No one questions the right of the legislature in virgin territory, before riparian rights have attached, to abolish that feature of property in lands; but *Page 255 
after such rights have accrued to the owners of land bordering on streams of water, no legislation is valid which would destroy those rights to subserve the interest of another class of people. The doctrine of riparian rights, as known to the common law, had been so often recognized and enforced in this state prior to the enactment of the Water Code that it was thoroughly established in the jurisprudence of the commonwealth. It is believed that such a measure could not have become a law without containing the reservation it has in favor of "vested rights." That class of legislation came too late in the history of Oregon to overturn riparian rights so numerous and so long enjoyed. The legislature could not constitutionally do so. It did not so intend nor act. On the contrary, it expressly excepted vested rights from the operation of the statute.
After riparian rights are lawfully acquired, they continue and abide the same as any other part of the land to which they belong. They may be regulated so as to provide for the use temporarily by others of the surplus water that is not employed at the time by the riparian owner. The same principle applies as between senior and junior appropriators, the design being to effect the maximum beneficial use of the water, having due regard to vested rights. But as to the use by others of the surplus, it must yield whenever the owner of the prior right, whether riparian or that of an appropriator, has present use for it. When that condition arises, the riparian owner or the prior appropriator has the prerogative of retaking the water to the full extent of his right as against the junior user of the surplus. In the case of the owner of riparian rights under such *Page 256 
circumstances he can retake the whole of the stream if his diversion and return are both on his own land provided he puts the water to a beneficial use. Use of the mere surplus under temporary regulation is not adverse to the paramount right in the water. It is only adverse when it interferes without their consent with the present beneficial use of the water by the prior appropriator or the prior riparian owner. The riparian right being part of the land, courts have no jurisdiction to limit the owner permanently to the amount of water he is now using for power purposes as such riparian owner nor restrict in that manner the future expansion of his plant.

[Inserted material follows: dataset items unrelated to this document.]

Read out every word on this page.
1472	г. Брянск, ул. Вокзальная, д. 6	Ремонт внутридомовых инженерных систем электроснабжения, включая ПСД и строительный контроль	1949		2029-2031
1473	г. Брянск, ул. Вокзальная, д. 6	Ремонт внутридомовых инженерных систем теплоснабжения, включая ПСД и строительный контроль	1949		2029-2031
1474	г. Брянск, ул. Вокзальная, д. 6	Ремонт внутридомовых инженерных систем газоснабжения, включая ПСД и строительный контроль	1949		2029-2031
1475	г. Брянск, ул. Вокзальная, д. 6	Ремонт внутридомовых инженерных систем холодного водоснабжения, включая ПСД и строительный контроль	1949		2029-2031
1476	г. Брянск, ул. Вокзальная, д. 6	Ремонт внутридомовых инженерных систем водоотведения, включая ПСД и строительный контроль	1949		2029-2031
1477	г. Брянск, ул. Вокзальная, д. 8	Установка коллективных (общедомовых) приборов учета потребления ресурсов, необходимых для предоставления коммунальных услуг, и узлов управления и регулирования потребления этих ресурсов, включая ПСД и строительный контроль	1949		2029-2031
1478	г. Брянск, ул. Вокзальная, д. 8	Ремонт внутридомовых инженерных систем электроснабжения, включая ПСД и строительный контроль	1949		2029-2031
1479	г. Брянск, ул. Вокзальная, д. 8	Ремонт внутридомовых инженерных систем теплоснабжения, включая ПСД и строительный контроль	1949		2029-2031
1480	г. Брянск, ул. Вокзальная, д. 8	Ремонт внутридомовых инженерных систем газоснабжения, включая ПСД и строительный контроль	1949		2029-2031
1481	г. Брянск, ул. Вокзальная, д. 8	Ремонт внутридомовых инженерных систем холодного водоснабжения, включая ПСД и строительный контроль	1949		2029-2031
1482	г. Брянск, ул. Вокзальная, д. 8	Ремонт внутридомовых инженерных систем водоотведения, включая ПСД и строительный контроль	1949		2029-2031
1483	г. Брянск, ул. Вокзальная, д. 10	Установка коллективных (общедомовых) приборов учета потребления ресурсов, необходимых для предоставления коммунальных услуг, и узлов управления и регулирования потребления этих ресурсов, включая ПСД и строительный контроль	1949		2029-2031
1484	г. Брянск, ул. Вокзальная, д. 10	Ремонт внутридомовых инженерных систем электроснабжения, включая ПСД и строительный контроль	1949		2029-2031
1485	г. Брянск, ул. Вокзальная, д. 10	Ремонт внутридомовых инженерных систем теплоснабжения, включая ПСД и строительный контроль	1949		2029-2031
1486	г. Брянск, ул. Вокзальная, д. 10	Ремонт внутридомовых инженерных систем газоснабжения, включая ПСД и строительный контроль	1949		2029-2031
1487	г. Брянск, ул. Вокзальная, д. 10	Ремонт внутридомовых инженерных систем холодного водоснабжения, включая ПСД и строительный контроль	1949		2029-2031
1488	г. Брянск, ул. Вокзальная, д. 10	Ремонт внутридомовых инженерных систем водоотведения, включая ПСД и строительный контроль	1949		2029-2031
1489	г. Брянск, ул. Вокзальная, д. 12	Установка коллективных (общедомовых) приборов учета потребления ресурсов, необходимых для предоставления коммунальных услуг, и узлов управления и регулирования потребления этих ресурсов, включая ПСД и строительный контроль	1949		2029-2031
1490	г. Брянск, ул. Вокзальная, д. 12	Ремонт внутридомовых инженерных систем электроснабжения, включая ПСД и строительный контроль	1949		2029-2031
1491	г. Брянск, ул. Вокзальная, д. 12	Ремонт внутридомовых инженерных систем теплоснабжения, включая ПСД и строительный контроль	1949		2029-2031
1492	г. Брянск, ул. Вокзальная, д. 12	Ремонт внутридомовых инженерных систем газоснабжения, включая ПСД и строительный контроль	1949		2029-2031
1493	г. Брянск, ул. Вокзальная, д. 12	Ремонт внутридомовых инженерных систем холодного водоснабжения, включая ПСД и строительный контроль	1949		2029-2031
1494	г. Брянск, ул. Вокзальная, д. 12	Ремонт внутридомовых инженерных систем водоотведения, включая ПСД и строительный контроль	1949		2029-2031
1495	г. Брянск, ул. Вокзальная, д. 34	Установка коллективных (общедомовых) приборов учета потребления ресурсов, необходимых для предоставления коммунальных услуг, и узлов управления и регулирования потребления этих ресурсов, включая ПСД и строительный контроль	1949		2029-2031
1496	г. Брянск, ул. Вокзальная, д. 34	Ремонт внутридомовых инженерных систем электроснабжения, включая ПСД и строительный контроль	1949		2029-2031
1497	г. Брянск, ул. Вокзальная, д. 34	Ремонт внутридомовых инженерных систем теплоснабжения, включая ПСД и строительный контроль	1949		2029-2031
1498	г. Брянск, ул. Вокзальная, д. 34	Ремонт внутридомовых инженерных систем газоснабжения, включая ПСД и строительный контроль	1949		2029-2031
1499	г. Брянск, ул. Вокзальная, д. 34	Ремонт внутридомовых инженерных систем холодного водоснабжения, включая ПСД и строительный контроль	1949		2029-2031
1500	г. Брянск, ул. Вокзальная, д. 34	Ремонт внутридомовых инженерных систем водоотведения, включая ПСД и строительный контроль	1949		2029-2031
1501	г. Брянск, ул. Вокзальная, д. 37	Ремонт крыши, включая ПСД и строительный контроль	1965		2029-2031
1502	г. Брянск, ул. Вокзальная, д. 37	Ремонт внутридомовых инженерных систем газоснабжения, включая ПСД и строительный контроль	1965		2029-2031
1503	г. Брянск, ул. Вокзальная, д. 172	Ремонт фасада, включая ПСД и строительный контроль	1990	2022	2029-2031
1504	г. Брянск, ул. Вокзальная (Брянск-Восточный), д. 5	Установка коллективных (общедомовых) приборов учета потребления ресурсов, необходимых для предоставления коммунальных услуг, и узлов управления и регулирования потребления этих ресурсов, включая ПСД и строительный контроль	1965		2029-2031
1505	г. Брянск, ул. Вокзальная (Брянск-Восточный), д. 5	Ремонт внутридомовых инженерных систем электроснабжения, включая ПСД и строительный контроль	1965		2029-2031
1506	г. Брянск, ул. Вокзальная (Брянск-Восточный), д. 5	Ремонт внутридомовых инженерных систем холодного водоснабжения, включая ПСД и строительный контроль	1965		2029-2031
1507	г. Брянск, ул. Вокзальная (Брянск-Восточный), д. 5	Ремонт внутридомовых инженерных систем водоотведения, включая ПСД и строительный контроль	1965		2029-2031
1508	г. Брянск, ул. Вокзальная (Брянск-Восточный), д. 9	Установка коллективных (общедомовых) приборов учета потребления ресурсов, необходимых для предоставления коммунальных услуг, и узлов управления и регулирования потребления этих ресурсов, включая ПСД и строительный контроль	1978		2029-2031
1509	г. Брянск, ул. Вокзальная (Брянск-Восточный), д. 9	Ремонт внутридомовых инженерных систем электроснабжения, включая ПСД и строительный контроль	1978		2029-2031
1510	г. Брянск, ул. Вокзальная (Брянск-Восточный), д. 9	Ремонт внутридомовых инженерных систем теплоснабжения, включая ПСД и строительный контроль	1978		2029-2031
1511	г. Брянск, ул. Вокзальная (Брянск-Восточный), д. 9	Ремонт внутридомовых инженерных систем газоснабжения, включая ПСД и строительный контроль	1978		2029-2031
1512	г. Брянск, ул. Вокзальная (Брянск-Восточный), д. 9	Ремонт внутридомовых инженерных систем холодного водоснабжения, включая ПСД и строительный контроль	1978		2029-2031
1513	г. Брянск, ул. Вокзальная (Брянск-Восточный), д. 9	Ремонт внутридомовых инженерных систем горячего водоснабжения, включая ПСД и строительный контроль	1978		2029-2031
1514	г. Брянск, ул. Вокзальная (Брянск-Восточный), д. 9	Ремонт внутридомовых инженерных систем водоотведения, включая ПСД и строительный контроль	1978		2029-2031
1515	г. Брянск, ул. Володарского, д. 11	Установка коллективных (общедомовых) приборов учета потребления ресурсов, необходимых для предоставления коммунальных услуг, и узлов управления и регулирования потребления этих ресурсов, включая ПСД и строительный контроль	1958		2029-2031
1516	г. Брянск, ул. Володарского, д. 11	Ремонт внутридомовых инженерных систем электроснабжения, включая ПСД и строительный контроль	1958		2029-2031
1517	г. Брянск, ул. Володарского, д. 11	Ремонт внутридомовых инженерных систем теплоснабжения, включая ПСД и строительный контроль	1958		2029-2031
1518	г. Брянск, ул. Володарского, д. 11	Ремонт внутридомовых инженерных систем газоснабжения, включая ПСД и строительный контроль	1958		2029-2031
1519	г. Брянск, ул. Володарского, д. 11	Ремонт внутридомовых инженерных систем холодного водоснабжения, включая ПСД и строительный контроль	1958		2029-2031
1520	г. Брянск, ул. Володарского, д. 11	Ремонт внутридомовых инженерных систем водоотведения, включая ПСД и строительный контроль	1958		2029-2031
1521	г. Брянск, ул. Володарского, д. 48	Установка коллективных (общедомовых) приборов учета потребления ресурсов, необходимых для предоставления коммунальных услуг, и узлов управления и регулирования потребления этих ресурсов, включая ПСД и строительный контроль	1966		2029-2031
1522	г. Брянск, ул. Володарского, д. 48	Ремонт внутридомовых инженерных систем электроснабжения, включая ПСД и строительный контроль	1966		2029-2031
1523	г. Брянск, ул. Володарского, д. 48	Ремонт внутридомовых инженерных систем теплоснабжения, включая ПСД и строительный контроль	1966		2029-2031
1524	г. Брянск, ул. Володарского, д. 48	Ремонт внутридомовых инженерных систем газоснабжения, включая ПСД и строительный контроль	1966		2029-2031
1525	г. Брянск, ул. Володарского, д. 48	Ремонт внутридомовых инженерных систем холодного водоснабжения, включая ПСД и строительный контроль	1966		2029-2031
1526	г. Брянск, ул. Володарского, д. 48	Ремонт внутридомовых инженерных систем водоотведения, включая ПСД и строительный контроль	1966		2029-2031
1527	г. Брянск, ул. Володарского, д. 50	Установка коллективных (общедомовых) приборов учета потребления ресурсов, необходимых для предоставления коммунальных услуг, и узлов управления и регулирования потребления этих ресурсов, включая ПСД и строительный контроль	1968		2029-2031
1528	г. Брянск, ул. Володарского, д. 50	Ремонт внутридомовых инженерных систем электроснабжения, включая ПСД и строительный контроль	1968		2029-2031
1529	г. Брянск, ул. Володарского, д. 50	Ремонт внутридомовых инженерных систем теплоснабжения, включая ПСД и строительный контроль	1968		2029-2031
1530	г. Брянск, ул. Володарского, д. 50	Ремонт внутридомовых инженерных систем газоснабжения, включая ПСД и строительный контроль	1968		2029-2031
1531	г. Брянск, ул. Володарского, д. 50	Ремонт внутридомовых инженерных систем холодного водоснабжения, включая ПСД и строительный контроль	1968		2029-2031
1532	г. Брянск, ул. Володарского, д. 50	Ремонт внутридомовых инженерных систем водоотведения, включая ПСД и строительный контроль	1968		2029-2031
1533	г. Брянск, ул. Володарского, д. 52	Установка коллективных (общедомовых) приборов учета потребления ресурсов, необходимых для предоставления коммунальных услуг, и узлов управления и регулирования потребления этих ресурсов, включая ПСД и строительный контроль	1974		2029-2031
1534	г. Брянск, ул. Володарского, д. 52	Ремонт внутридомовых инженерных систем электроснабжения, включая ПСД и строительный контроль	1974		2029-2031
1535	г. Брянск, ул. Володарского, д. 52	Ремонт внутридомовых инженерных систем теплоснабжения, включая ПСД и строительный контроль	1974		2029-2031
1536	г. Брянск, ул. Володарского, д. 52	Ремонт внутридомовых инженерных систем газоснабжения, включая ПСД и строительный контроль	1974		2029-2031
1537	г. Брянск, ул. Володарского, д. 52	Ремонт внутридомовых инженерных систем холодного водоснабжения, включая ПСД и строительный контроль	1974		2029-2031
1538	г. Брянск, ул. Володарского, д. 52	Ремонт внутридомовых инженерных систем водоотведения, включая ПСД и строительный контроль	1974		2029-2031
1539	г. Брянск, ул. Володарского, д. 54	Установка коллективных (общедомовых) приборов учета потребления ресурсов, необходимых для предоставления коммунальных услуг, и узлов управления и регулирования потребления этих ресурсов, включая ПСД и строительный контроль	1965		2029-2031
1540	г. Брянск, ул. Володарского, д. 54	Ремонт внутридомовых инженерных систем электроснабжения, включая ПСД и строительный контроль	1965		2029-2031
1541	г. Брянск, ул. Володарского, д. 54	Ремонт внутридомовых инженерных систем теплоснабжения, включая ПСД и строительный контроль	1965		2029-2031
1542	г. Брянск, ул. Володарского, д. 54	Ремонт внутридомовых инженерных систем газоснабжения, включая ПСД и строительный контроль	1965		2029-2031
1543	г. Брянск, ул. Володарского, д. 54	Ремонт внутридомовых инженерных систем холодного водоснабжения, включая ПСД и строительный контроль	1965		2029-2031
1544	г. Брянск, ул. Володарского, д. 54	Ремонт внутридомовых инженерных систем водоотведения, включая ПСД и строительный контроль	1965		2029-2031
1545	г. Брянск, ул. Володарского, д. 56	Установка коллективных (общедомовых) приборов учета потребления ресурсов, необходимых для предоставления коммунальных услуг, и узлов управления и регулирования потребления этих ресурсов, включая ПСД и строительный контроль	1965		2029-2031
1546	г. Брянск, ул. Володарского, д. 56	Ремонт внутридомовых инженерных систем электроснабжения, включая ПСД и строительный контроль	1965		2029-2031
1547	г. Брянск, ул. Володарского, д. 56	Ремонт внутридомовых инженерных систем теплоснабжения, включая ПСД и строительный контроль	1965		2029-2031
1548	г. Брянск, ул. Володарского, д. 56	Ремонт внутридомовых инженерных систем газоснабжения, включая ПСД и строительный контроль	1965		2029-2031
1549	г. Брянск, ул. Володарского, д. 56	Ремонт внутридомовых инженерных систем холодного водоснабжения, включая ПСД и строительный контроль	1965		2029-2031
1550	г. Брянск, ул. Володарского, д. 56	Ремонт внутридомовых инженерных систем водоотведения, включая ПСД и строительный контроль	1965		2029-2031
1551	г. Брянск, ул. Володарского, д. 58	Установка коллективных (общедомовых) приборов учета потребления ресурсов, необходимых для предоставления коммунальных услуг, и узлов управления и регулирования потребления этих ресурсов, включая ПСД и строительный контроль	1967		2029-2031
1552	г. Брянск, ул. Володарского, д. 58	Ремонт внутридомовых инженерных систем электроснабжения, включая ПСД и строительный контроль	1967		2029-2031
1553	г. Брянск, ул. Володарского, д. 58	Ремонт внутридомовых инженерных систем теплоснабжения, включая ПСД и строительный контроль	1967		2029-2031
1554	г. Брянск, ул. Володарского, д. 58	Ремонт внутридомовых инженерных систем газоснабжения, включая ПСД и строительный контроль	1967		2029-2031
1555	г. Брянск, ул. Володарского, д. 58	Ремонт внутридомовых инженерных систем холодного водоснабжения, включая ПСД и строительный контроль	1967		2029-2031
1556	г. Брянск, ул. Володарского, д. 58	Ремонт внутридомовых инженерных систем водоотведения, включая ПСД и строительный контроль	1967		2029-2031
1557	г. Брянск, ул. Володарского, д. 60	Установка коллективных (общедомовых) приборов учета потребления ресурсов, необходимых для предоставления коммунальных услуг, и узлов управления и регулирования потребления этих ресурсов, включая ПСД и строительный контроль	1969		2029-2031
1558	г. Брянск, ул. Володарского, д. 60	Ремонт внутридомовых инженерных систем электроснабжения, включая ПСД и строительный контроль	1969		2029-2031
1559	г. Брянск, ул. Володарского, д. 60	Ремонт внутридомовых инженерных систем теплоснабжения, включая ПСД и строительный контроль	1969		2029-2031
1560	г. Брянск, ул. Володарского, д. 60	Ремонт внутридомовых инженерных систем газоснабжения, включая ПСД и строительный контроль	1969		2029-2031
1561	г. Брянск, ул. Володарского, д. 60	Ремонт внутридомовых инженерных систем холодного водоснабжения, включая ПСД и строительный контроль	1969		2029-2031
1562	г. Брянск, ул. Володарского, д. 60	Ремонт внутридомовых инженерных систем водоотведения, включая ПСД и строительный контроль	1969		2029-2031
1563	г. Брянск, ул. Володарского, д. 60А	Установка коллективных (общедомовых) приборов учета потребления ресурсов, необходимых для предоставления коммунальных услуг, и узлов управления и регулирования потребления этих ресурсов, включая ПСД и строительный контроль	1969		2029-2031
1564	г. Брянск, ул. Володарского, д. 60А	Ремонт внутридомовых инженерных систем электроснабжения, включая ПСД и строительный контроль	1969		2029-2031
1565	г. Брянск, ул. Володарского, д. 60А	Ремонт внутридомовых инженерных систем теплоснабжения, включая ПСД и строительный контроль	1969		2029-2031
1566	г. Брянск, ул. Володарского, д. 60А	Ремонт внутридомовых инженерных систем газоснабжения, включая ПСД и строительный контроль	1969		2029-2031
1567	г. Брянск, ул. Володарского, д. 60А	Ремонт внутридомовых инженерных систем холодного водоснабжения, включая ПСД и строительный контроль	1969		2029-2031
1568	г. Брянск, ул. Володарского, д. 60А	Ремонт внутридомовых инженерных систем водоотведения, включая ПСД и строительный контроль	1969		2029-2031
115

As well as irrigation, the production of electric light and power is a useful purpose and, in this case, the Pacific Power 
Light Co., being the riparian owner under title antedating all the appropriations mentioned in the record and engaged in that pursuit has the right to enlarge its plant in the future so as to use as such riparian owner all the water of Hood River, allowing the surplus in the meanwhile, beyond its present needs, to go to the benefit of junior water users as their interests may appear.
For the foregoing reasons as well as for those he has advanced, this is the plain deduction from the able opinion of Mr. Justice McCOURT, with which, in that sense, I concur.